Darüber hinaus müssen die Beschäftigten ihre Daten zu ihrem privaten Energieverbrauch freiwillig bereitstellen. Deshalb sollten sich Unternehmen fragen, wie sie Anreize schaffen können, um sie zu diesem Schritt zu bewegen. Einer dieser Anreize könnte sein, dass sie ihren Mitarbeitern anbieten, ihr Zuhause umweltfreundlicher zu gestalten. Dies kommt den Nachhaltigkeitswerten des Unternehmens zugute und die Mitarbeiter sparen gleichzeitig Geld durch die Senkung ihrer Energiekosten.

Was getan werden kann

Manche Unternehmen gleichen den Energieverbrauch ihrer remote arbeitenden Mitarbeiter durch den Kauf von Emissionsgutschriften aus – doch das geht am eigentlichen Problem vorbei. Am anderen Ende des Spektrums gibt es Unternehmen, die die höheren Energierechnungen ihrer Mitarbeiter bezahlen oder sie beim Umstieg auf erneuerbare Energiequellen finanziell unterstützen. Es gibt verschiedene Möglichkeiten, den Beschäftigten zu helfen, ihr Zuhause nachhaltiger zu gestalten. Beispiele dafür sind die Abdichtung von Häusern, der Umstieg auf effizientere Heiz- und Kühlsysteme, die Beschaffung von energieeffizienten Haushaltsgeräten und wassersparenden Sanitärprodukten und die Anschaffung von Kompostiergeräten.
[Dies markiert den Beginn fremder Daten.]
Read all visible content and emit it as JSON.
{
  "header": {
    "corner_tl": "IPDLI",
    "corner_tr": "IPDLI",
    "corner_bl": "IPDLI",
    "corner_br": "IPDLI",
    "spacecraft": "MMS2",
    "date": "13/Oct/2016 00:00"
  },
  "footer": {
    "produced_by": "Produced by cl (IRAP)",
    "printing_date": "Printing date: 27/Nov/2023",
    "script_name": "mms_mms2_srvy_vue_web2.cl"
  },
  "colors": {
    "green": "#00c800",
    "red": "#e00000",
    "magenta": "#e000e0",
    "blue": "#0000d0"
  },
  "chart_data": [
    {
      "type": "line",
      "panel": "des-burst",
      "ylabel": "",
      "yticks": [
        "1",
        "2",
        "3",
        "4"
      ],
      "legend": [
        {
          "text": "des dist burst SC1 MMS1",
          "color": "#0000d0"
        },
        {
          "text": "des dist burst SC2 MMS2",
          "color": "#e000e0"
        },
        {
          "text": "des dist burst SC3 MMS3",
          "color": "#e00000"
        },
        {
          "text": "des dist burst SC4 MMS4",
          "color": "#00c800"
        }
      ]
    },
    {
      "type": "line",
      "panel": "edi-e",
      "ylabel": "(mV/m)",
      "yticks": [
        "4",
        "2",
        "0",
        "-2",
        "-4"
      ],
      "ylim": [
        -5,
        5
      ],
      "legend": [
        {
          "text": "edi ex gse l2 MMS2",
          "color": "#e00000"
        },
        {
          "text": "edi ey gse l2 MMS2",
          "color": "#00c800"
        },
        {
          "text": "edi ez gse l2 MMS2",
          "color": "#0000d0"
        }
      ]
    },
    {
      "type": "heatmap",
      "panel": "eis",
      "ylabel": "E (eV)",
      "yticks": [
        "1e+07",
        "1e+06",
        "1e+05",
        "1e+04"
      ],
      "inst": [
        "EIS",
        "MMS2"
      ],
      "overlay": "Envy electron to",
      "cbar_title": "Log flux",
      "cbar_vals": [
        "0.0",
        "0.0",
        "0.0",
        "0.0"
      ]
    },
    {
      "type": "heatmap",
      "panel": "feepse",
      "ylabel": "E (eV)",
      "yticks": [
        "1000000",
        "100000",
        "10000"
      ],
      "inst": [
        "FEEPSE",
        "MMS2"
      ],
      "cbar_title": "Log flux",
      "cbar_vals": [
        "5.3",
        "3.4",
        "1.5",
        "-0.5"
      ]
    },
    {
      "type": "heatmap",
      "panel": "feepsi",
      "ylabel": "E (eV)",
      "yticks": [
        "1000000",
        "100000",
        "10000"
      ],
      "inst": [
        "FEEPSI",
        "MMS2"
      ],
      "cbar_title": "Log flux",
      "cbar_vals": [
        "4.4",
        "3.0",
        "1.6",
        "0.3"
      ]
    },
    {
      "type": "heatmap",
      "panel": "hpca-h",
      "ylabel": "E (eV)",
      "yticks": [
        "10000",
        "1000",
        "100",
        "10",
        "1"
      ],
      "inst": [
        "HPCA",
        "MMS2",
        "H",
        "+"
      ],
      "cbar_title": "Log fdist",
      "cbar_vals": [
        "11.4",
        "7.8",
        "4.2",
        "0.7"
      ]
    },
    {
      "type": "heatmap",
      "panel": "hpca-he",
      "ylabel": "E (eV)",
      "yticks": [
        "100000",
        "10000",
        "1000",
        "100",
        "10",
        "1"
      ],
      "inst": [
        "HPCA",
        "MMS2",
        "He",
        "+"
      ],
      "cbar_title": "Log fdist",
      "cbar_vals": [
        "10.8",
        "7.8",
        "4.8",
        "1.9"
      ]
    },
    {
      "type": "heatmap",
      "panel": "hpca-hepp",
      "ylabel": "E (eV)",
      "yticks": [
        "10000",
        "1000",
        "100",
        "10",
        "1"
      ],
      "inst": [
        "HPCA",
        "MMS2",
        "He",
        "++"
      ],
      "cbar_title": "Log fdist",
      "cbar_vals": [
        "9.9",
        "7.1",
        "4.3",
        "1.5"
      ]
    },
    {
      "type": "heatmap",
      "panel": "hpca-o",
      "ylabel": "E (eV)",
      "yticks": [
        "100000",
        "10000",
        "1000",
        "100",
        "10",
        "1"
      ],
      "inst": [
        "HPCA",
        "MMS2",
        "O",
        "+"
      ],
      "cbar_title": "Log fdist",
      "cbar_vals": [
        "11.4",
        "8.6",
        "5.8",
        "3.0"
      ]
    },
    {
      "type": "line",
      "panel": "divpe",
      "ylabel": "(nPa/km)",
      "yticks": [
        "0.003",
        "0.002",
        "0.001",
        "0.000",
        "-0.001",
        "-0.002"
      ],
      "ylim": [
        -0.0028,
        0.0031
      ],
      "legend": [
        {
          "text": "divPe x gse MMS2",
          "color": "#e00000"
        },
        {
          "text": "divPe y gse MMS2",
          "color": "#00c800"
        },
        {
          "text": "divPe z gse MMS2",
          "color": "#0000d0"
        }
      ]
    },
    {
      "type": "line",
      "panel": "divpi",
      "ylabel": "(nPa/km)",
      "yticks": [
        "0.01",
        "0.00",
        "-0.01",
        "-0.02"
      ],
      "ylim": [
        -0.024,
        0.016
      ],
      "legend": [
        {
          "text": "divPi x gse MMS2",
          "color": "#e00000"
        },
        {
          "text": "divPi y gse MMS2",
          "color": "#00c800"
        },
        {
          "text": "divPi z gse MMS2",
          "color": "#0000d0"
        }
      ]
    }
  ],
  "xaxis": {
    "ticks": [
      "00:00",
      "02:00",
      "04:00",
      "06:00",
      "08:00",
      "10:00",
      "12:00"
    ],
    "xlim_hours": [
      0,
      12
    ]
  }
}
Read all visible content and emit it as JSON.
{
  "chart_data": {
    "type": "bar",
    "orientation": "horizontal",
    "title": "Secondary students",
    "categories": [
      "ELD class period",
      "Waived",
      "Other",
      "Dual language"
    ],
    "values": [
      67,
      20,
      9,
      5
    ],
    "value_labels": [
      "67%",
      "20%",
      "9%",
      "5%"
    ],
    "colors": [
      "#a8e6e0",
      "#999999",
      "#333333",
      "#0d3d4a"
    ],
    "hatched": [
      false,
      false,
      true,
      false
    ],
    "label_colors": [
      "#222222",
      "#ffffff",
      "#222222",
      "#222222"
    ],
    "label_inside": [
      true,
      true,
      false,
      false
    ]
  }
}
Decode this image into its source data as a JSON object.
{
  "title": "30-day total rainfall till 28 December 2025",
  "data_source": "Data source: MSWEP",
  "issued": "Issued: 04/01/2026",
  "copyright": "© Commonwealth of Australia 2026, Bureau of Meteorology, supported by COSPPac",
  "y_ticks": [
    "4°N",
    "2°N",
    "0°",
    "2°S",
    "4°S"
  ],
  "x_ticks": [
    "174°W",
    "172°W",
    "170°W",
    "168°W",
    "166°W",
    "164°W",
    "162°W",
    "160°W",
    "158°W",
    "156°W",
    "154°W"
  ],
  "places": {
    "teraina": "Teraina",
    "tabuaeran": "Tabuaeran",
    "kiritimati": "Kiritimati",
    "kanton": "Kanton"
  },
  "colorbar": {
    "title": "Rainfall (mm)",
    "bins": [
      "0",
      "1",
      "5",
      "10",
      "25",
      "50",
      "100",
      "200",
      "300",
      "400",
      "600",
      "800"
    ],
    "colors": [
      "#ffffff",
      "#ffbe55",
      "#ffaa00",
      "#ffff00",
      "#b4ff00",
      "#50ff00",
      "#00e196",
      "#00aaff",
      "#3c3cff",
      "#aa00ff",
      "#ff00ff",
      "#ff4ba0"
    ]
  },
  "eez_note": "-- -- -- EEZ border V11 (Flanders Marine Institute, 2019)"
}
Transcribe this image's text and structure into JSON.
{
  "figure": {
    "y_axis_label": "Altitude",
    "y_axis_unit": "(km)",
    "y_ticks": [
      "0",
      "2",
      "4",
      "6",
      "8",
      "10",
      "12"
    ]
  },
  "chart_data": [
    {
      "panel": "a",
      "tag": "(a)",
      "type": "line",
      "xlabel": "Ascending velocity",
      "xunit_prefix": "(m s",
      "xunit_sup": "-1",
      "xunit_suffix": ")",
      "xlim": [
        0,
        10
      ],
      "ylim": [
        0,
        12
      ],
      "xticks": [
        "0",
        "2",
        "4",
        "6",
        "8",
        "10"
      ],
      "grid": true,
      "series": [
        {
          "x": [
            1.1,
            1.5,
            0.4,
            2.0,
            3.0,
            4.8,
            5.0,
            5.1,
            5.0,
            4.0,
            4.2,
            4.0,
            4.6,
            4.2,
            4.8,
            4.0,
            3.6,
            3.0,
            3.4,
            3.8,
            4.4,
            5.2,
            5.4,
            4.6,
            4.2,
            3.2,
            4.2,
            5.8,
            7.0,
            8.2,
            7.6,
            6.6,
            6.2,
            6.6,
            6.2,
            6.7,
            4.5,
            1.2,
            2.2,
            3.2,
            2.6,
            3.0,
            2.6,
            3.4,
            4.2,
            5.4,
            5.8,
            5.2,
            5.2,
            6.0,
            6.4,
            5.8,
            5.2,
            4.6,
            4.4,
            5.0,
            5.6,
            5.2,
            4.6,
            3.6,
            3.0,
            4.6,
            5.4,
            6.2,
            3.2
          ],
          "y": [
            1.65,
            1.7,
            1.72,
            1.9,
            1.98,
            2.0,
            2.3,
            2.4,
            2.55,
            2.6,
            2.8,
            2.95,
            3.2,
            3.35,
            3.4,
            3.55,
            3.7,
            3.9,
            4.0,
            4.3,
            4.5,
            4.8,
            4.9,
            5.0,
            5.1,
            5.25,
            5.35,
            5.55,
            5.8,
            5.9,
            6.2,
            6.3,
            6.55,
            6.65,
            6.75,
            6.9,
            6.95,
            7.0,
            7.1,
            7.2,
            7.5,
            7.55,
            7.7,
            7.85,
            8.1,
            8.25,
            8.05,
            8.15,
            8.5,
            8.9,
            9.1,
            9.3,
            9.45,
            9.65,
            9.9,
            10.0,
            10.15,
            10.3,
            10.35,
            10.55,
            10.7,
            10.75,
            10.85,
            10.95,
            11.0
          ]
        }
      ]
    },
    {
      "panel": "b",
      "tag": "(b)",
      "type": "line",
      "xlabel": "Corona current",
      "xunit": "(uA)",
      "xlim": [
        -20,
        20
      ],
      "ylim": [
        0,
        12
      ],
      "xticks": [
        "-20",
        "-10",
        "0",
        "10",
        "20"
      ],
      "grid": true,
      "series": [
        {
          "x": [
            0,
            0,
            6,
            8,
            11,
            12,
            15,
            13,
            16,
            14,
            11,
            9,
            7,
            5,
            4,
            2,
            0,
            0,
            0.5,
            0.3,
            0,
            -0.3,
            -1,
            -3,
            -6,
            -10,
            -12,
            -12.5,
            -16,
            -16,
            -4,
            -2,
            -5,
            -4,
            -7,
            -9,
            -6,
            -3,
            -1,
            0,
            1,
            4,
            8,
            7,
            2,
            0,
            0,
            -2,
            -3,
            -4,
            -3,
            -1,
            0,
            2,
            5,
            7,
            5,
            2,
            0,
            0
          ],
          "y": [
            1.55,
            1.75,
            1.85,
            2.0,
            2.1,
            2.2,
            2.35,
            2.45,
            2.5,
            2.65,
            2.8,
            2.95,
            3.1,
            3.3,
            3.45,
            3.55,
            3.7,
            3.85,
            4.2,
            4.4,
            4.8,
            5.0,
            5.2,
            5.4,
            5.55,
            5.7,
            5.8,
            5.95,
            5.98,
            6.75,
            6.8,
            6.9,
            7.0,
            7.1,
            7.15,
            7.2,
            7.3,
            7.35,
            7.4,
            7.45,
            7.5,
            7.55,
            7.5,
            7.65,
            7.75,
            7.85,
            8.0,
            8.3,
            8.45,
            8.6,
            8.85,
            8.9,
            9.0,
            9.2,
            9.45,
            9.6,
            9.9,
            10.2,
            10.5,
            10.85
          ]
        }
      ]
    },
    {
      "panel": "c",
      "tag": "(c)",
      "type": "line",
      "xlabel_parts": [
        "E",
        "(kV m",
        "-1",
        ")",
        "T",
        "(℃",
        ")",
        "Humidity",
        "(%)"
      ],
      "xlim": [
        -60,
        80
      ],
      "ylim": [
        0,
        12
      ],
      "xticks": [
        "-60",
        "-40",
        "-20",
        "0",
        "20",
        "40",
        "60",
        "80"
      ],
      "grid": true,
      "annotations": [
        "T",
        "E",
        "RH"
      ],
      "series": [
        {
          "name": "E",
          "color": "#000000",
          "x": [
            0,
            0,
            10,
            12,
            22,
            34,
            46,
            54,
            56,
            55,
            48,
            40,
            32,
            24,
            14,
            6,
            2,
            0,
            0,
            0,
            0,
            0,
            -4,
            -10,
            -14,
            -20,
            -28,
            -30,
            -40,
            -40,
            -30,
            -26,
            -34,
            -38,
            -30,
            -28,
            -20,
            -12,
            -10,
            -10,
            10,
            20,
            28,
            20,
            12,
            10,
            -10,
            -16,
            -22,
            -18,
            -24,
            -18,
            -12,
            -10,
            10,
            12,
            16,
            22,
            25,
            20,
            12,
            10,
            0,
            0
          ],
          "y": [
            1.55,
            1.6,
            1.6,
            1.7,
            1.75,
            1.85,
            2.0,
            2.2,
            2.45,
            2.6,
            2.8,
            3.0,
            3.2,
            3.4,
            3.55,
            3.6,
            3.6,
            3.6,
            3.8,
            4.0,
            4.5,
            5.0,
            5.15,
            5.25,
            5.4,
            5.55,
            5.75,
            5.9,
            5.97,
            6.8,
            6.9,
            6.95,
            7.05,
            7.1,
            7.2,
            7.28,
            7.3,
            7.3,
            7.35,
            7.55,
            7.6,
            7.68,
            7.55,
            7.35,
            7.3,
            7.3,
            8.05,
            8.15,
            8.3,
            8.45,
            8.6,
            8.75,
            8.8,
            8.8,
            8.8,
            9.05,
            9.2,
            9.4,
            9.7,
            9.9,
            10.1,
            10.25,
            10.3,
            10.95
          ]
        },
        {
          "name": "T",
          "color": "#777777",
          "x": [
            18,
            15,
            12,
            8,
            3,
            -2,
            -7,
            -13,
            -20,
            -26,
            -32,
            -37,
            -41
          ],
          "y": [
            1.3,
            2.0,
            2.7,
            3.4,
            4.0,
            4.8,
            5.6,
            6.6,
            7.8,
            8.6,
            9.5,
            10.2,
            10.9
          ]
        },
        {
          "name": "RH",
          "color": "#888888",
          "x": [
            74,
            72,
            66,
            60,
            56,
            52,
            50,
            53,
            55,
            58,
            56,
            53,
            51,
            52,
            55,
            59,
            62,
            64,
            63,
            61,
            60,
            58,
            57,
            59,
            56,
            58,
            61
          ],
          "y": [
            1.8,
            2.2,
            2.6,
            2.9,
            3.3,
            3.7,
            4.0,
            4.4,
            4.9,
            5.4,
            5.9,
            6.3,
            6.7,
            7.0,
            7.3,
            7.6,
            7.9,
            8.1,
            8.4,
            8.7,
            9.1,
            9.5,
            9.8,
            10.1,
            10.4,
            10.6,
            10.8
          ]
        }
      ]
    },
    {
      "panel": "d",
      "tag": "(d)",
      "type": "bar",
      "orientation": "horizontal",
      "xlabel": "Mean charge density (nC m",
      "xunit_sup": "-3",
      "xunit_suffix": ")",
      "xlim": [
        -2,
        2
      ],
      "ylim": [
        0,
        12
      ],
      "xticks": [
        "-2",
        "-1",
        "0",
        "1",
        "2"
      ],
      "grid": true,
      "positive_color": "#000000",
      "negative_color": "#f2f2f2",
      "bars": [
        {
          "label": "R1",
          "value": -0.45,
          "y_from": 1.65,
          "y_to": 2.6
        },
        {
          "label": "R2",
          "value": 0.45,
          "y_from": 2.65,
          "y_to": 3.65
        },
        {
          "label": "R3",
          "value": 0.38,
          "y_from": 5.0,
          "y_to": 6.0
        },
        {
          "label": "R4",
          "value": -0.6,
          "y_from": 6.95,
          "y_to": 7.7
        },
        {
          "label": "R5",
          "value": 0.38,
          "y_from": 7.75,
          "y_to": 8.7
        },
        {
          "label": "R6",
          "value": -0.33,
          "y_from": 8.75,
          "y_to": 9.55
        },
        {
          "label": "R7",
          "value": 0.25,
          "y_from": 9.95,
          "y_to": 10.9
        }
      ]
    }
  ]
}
Investitionen in derartige Maßnahmen bei Mitarbeitern, die in die Erfassung von Nachhaltigkeitswerten einwilligen und aktiv ihren Energieverbrauch im Haushalt verringern, könnten das ESG-Rating (Environmental, Social, and Governance) des Unternehmens verbessern. Für Mitarbeiter wären sie gleichzeitig ein erheblicher Anreiz, da sie den Wert ihres Wohnsitzes steigern und ihre Rechnungen senken könnten.

Doch ein Nachhaltigkeitsprogramm muss sowohl in der Identität eines Unternehmens als auch im gesamten Entscheidungsprozess und in der Unternehmenskultur verankert sein.

Natürlich muss ein Nachhaltigkeitsprogramm sowohl in der Identität eines Unternehmens als auch im gesamten Entscheidungsprozess und in der Unternehmenskultur verankert sein. Ein wirklich nachhaltiges Unternehmen ist attraktiv für Mitarbeiter, die privat wie am Arbeitsplatz Wert auf Nachhaltigkeit legen. Solche Mitarbeiter sind eher bereit, ihre Emissionen zu erfassen und ihre Daten bereitzustellen, und sie sprechen auch eher auf Anreize an, die die Nachhaltigkeit verbessern.

Jüngste Untersuchungen haben ergeben, dass viele Arbeitnehmer auch weiterhin von zu Hause aus arbeiten möchten. Darüber hinaus weist einiges darauf hin, dass die Arbeit vom Homeoffice aus – wenn sie verantwortungsbewusst erfolgt – der Umwelt zugutekommen kann. Während der Pandemie ging es vor allem darum, zu lernen, wie remote arbeitende Mitarbeiter unterstützt und gemanagt werden können, sodass das Arbeitsumfeld ein aufregender und spannender Wachstumsmotor werden konnte. Wenn es nun gelingt, remote arbeitende Mitarbeiter dazu zu motivieren, ihre Auswirkungen auf die Umwelt in den Griff zu bekommen, könnte dies wesentlich zum Erfolg der ökologischen Wende beitragen.